L'homme peut se montrer bien élevé, correct, sans grands efforts.

Mais, malheureusement, dès que nos fils endossent l'uniforme de collégiens, ils jugent bon d'adopter un langage trivial et les allures sans façons qu'ils gardent en entrant dans le monde. Ils traînent les pieds en marchant, balancent les bras, se vautrent dans les fauteuils et, s'ils cessent de parler d'eux, ils n'ont dans la bouche que des récits de chasses, de jeux, de sports, etc.

C'est une erreur de ranger dans la catégorie des petits-maîtres, l'homme élégant et soigné de sa personne; un brin de coquetterie ne lui messied pas et on est mieux accueilli partout, quand on flatte l'amour-propre des gens.

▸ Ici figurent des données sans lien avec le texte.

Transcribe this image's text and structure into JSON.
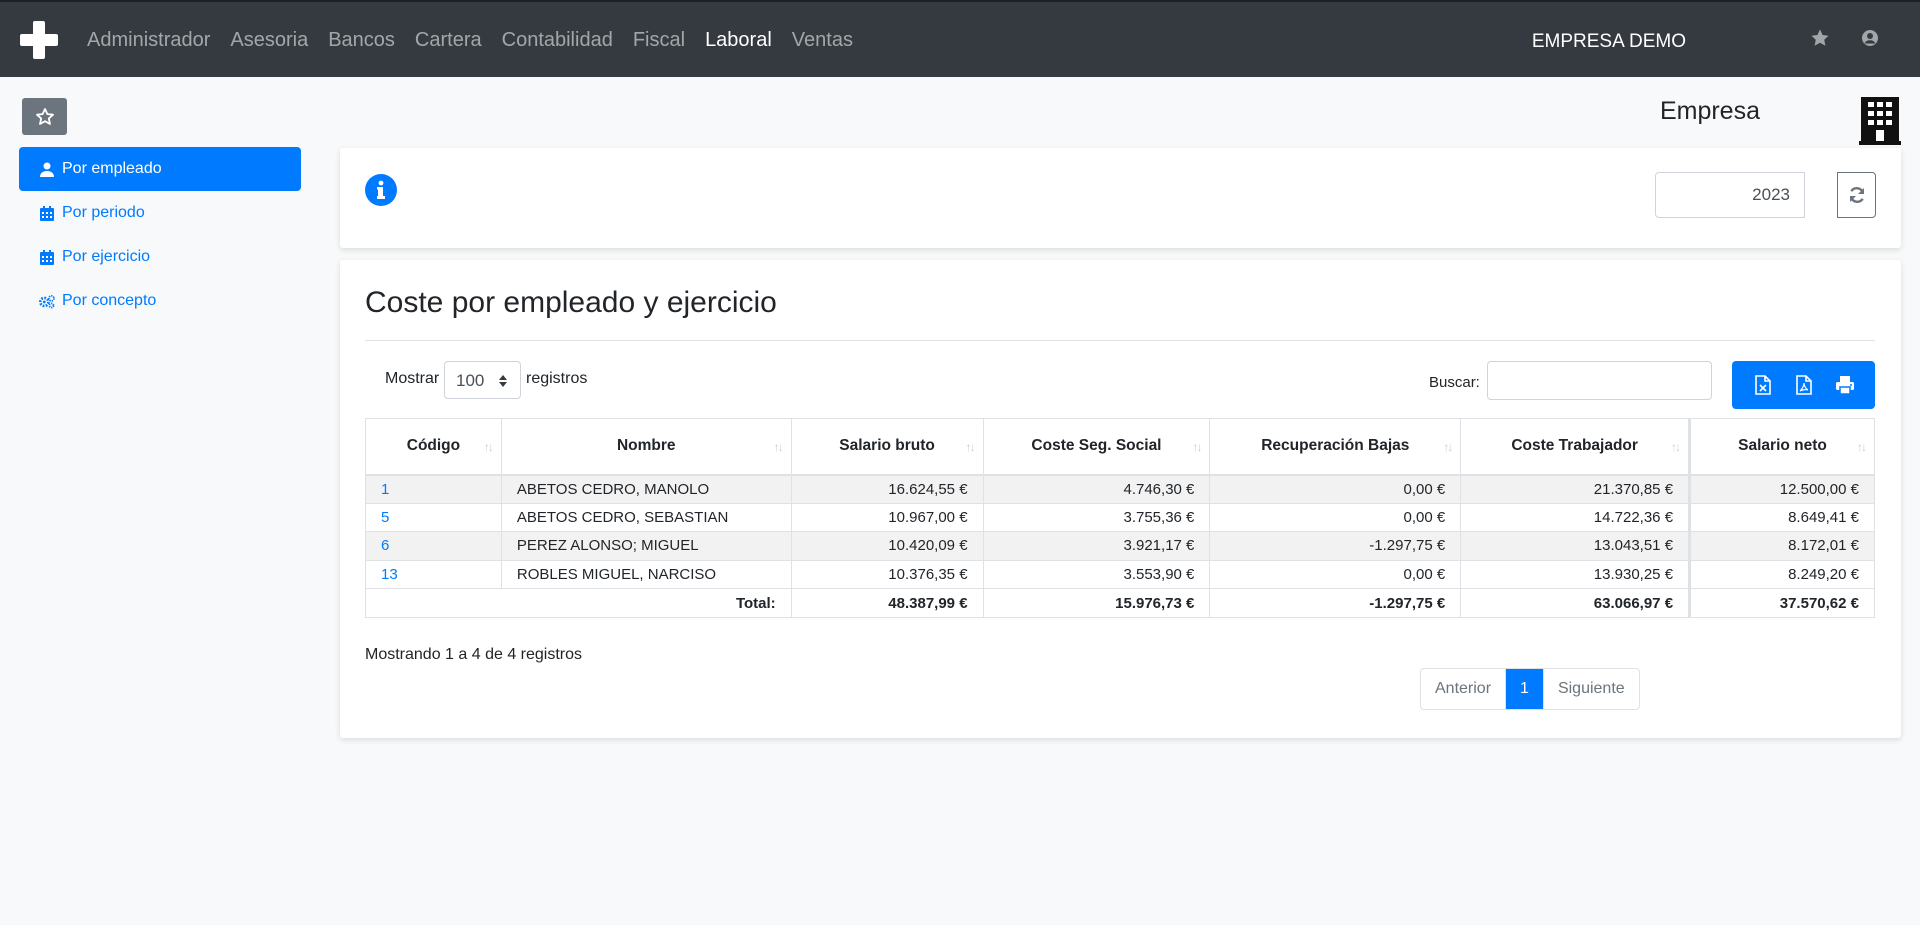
{
  "navbar": {
    "menu": [
      "Administrador",
      "Asesoria",
      "Bancos",
      "Cartera",
      "Contabilidad",
      "Fiscal",
      "Laboral",
      "Ventas"
    ],
    "active": "Laboral",
    "company": "EMPRESA DEMO"
  },
  "sidebar": {
    "items": [
      {
        "label": "Por empleado",
        "icon": "user-icon",
        "active": true
      },
      {
        "label": "Por periodo",
        "icon": "calendar-icon"
      },
      {
        "label": "Por ejercicio",
        "icon": "calendar-icon"
      },
      {
        "label": "Por concepto",
        "icon": "gears-icon"
      }
    ]
  },
  "header": {
    "empresa": "Empresa"
  },
  "filter": {
    "year": "2023"
  },
  "report": {
    "title": "Coste por empleado y ejercicio",
    "show_label": "Mostrar",
    "show_value": "100",
    "records_label": "registros",
    "search_label": "Buscar:",
    "columns": [
      "Código",
      "Nombre",
      "Salario bruto",
      "Coste Seg. Social",
      "Recuperación Bajas",
      "Coste Trabajador",
      "Salario neto"
    ],
    "rows": [
      [
        "1",
        "ABETOS CEDRO, MANOLO",
        "16.624,55 €",
        "4.746,30 €",
        "0,00 €",
        "21.370,85 €",
        "12.500,00 €"
      ],
      [
        "5",
        "ABETOS CEDRO, SEBASTIAN",
        "10.967,00 €",
        "3.755,36 €",
        "0,00 €",
        "14.722,36 €",
        "8.649,41 €"
      ],
      [
        "6",
        "PEREZ ALONSO; MIGUEL",
        "10.420,09 €",
        "3.921,17 €",
        "-1.297,75 €",
        "13.043,51 €",
        "8.172,01 €"
      ],
      [
        "13",
        "ROBLES MIGUEL, NARCISO",
        "10.376,35 €",
        "3.553,90 €",
        "0,00 €",
        "13.930,25 €",
        "8.249,20 €"
      ]
    ],
    "total_label": "Total:",
    "totals": [
      "48.387,99 €",
      "15.976,73 €",
      "-1.297,75 €",
      "63.066,97 €",
      "37.570,62 €"
    ],
    "info": "Mostrando 1 a 4 de 4 registros",
    "pager": {
      "prev": "Anterior",
      "current": "1",
      "next": "Siguiente"
    }
  },
  "colors": {
    "navbar": "#343a40",
    "primary": "#007bff",
    "secondary": "#6c757d"
  }
}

L'homme bien élevé peut avoir les ongles abîmés par certains travaux, mais il les a toujours propres; il ne doit pas abuser de bijoux; rarement des épingles de cravate ornées de brillants. Sous prétexte de sans-façon, certains hommes sortent dans des négligés peu convenables. Ils ont bien tort quoique nous ne préférions pas à ces personnages le petit-maître musqué qui fait tous les jours des pauses d'une heure chez le coiffeur et qui mire sa frimousse dans toutes les glaces des devantures.

Il est de mauvais ton de se rendre à son travail habillé comme un notaire qui va faire signer un contrat ou d'aller à la campagne en costume noir de cérémonie.

Si, dans la rue, l'homme bien élevé rencontre une femme qu'il connaît et que ses relations avec elle soient assez intimes pour qu'il se croie autorisé à lui parler, il doit tenir le chapeau à la main jusqu'au moment où la dame lui dit «couvrez-vous donc», ce qu'elle ne manque jamais de faire à l'instant.

L'homme offre le bras gauche à une femme; le militaire, le bras droit, à cause de l'épée.